Cellnex owns a portfolio of 138,000 towers spread over 12 countries. Cellex has been unable to enter Germany; the business attempted to acquire control of Deutsche Telekom’s towers last year, but those assets were sold to Brookfield Infrastructure Partners and DigitalBridge.

Cellnex also owns a fibre network in addition to its tower portfolio. It will use both of these assets in a new cooperation with Vapor IO, a Texas business trying to install a grid of neutral host edge compute nodes using fibre and cell tower locations.

According to a press statement, Vapor IO and Cellnex’s first deployment will be in Barcelona, with plans to spread to other European cities. They hope to provide carriers, cloud service providers, and enterprise customers with a more effective approach to handling and analyzing data closer to the source. This is especially crucial for businesses that operate in numerous European nations and must adhere to data sovereignty legislation.

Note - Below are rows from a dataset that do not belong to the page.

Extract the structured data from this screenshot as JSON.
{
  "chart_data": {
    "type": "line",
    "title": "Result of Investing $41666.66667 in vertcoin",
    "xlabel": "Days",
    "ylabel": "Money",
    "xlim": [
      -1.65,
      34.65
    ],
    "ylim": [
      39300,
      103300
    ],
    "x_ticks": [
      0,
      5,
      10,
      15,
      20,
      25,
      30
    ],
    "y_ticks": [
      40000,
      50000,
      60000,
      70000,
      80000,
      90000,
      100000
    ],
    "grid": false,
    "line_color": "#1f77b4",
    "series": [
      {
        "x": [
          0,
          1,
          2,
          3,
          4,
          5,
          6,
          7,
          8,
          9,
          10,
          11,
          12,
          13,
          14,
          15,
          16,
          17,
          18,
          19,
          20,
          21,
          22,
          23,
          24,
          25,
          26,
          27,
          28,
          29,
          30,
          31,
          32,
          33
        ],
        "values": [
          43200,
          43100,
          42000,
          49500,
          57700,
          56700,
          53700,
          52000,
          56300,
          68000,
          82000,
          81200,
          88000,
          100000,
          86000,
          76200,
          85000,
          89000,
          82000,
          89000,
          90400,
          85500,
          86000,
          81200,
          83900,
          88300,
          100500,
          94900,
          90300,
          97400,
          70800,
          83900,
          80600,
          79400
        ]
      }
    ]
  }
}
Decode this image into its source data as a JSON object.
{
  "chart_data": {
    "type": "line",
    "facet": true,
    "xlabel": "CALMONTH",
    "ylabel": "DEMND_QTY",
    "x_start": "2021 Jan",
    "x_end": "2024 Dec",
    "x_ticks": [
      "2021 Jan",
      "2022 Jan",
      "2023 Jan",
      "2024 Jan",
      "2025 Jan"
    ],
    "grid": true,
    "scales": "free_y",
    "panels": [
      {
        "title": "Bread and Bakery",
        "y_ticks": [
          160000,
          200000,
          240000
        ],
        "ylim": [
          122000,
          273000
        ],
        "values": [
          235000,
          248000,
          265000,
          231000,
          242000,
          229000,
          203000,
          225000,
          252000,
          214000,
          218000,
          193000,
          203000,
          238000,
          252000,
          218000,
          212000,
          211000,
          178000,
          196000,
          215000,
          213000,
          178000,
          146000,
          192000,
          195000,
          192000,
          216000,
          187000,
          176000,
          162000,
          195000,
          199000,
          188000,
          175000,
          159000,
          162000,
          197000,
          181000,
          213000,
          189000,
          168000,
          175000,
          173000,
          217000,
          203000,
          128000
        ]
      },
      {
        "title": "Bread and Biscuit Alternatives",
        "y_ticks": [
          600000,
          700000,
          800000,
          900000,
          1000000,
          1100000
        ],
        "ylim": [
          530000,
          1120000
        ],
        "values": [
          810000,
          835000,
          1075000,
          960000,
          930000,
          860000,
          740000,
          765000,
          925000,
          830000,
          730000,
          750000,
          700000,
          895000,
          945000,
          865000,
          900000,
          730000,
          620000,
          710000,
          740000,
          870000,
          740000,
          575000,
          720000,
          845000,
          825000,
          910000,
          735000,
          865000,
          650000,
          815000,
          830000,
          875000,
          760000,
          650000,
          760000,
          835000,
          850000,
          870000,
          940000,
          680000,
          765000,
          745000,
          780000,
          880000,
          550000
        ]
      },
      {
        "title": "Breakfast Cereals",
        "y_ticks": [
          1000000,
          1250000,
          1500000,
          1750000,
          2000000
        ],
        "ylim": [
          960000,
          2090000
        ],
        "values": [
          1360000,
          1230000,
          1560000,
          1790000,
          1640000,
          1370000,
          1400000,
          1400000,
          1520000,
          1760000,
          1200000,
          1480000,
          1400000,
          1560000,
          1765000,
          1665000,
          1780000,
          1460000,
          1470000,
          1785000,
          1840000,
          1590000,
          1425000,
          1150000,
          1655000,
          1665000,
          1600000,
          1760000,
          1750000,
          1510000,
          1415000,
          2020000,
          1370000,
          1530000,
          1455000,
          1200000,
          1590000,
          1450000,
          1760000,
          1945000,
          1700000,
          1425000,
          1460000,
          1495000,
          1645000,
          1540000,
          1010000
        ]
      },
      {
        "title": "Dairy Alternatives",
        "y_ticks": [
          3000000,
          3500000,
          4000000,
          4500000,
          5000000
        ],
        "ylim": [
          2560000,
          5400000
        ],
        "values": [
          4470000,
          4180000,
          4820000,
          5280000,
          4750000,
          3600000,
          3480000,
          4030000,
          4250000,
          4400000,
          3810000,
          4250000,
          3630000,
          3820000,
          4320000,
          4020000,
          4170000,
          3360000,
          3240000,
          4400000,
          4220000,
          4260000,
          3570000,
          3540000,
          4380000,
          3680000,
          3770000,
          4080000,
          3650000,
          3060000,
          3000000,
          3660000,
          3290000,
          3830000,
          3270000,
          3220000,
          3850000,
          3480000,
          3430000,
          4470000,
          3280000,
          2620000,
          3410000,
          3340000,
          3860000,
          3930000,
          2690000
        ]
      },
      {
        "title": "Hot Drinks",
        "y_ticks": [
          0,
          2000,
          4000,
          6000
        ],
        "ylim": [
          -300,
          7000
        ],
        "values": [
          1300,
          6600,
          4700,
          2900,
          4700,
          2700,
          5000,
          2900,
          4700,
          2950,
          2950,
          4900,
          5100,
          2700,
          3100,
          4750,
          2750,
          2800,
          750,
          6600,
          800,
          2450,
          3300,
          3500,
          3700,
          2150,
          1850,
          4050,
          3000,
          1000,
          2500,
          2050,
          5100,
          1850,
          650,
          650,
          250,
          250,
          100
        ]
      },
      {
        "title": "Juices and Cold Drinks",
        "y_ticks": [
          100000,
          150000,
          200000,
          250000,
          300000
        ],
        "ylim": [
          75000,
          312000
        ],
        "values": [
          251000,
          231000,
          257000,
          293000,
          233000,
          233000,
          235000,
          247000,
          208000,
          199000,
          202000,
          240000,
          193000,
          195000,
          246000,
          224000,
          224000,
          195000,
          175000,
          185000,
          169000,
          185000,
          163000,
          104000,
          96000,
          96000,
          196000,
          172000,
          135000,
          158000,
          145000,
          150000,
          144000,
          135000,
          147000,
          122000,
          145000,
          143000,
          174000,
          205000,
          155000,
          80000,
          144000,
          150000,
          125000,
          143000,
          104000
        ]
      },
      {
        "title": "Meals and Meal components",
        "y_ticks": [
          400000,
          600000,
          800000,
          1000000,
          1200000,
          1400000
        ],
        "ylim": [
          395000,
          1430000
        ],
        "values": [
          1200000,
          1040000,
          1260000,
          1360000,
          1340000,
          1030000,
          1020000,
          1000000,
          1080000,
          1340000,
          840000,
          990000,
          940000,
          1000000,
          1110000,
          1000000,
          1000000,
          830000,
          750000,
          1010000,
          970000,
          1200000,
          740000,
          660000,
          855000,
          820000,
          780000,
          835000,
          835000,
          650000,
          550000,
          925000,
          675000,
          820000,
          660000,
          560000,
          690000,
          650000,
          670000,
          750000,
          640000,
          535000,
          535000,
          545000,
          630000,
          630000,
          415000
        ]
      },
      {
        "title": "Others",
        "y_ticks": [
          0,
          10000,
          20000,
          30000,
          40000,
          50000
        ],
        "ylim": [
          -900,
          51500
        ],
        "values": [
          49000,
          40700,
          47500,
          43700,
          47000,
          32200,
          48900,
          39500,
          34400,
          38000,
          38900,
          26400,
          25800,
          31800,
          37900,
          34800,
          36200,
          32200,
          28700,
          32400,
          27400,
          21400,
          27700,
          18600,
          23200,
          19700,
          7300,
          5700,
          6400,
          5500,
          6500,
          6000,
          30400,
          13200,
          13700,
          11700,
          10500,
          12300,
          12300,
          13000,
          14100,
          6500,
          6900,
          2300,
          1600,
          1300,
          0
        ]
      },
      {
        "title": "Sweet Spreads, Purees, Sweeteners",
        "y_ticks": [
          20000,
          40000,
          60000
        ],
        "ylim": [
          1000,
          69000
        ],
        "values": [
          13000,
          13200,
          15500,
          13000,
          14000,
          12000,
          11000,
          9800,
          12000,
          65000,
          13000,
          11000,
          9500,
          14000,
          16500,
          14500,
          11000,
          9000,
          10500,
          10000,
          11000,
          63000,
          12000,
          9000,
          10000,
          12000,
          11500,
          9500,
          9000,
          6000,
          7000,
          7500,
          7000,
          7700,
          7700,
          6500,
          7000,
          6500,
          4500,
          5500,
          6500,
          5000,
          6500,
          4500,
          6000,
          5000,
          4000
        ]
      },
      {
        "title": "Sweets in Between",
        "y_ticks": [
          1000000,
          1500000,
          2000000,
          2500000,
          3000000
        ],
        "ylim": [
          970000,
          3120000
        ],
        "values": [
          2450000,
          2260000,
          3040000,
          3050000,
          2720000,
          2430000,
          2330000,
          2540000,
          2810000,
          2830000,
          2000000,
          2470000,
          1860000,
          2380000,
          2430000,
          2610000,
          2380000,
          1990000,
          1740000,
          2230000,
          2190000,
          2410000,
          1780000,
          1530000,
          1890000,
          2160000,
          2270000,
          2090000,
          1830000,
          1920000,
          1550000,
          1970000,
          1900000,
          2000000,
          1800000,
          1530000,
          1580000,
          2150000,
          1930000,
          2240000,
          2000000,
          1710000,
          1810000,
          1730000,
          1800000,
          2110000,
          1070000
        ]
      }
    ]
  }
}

Real-time computer vision for public safety, smart retail, industrial robotics, driverless vehicles, medical imaging, and online gaming were identified as target use cases for Vapor IO’s edge compute nodes by the companies.

“It is expected that in the coming years there will be an explosion in applications and services that require computing in places physically closer to the end user, which implies an increase in the demand for this type of infrastructure,” said Eduardo Fichmann, global director of innovation and product strategy at Cellnex, in a statement.

According to the firms, Vapor IO’s hardware and software will be installed at small edge data centers offered by Cellnex at tower sites. Edge data centers are designed to accommodate workloads delivered by various tenants, hence extending the tower-neutral host paradigm.

“Vapor IO’s Kinetic Grid is both cloud-neutral and carrier-neutral, meaning it is one of the few locations at the edge where both carriers and clouds can meet on equal terms,” stated the company’s CEO and founder Cole Crawford.

The data centres will be linked by fibre owned by Cellnex or its mobile operator partners, according to the firms. They also intend to connect the Barcelona data centres to Vapor IO’s infrastructure in the United States, beginning with Chicago and Dallas. Vapor IO recently showed off its network connectivity.